Objectif de la soirée : caler et effectuer un reportage pour vendredi. Le papier est déjà en page et les colonnes béantes attendent d'être noircies. La tâche du photographe de permanence ce soir risque d'être ardue...surtout si je n'obtiens pas d'accord de la production, car la photo devra s'étendre sur 3 colonnes (largeur) et surtout, il fait nuit (et pleut même de temps à autre).
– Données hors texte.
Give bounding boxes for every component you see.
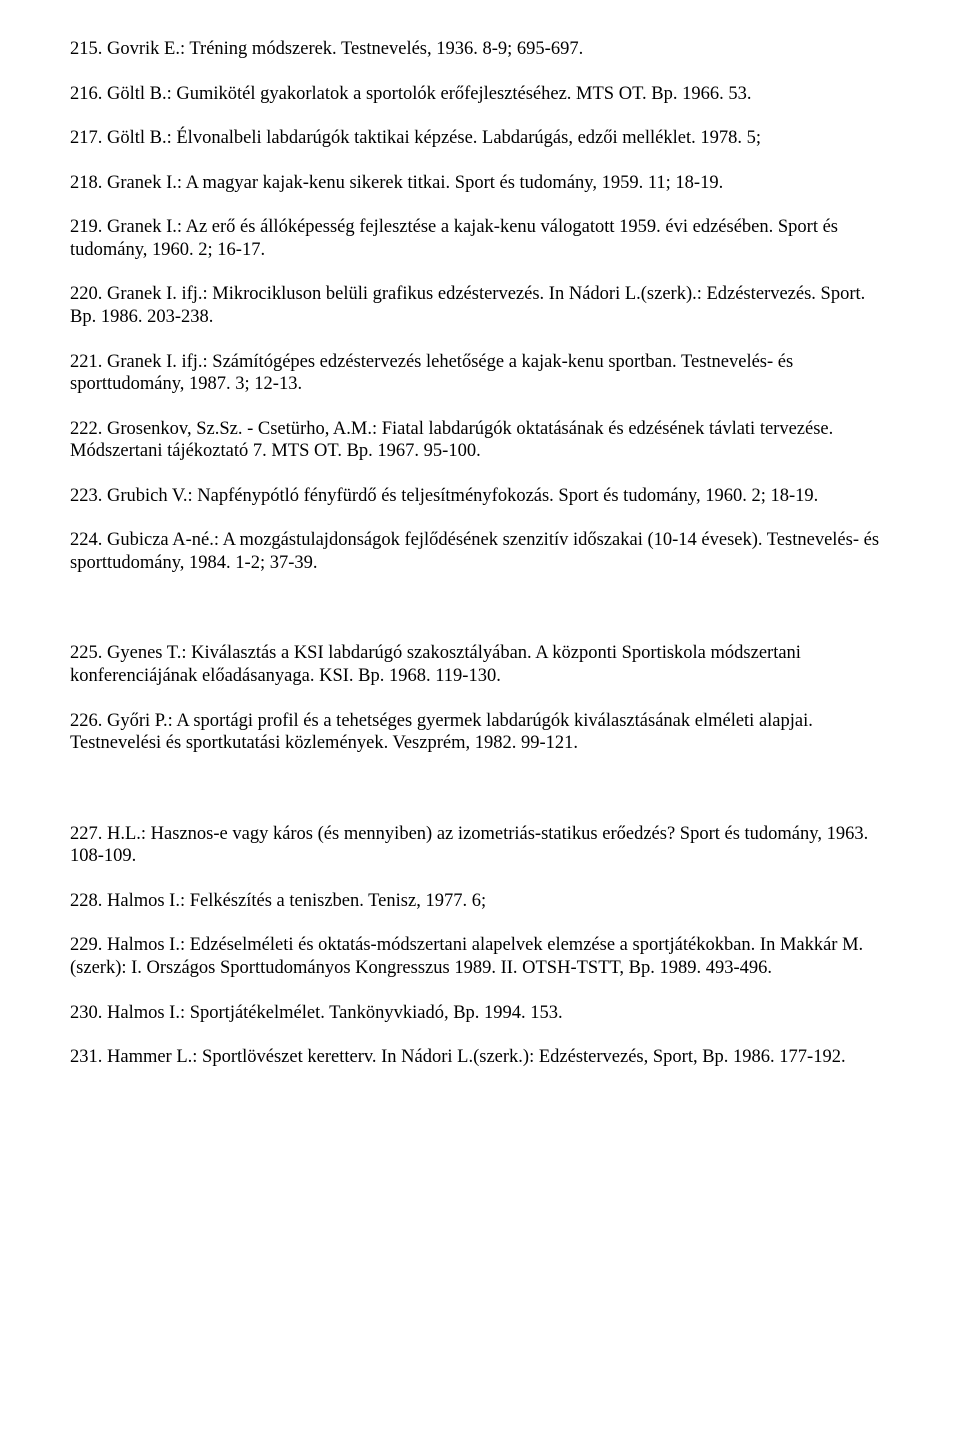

Rivé au téléphone, j'attends le retour de la prod avec, espérons-le, son feu vert. Mais quelque soit la couleur, il faudra y aller et boucler le papier.  

A suivre....

 

 

05/06/2006

War Photographer

 Son nom est James, James Nachtwey, et bien qu'il soit peu prononçable, il désigne sans doute le plus grand photographe de guerre actuel. De la Bosnie au Rwanda, des décombres des tours jumelles à ceux des villes irakiennes -où il a été blessé en 2004, pour la énième fois - ses objectifs ont couvert tous les conflits et évènements majeurs de ces 25 dernières années.

 

C'est cet homme exceptionnel, avec le bon goût d'avoir su rester en vie jusqu'à présent, que le réalisateur et essayiste Christian Frei a suivi durant deux années, caméra à l'épaule mais également sur les boitiers (argentiques), permettant via un astucieux dispositif de se glisser dans l'oeil du photographe avec une vue légèrement décentrée, sur le sujet et le déclencheur, livrant 96 minutes de pur chef-d'oeuvre documentaire.

 

Le portrait d'un homme marqué par les blessures et maladies rapportées avec ses images, mais surtout par 20 ans d'horreur au quotidien, affrontée avec un sang-froid déconcertant, assorti d'un perfectionnisme s'étendant de sa coupe impeccable en toutes circonstances, aux  longues heures de tirage en laboratoire.
 

 

Nominé aux oscars en 2002 et récompensé de multiples fois, War photographer est désormais disponible en DVD aux éditions Montparnasse http://www.editionsmontparnasse.fr

 

 

Pour plus d'informations sur James Nachtwey et le film de Christian Frei :

 

 

 http://www.war-photographer.com/

 

 

 

28/05/2006

Il faut sauver le soldat Rachid

Beaucoup de bruit ces derniers jours autour du Film Indigènes de Rachid Bouchareb consacré au rôle des soldats issus des colonnies françaises durant la Libération.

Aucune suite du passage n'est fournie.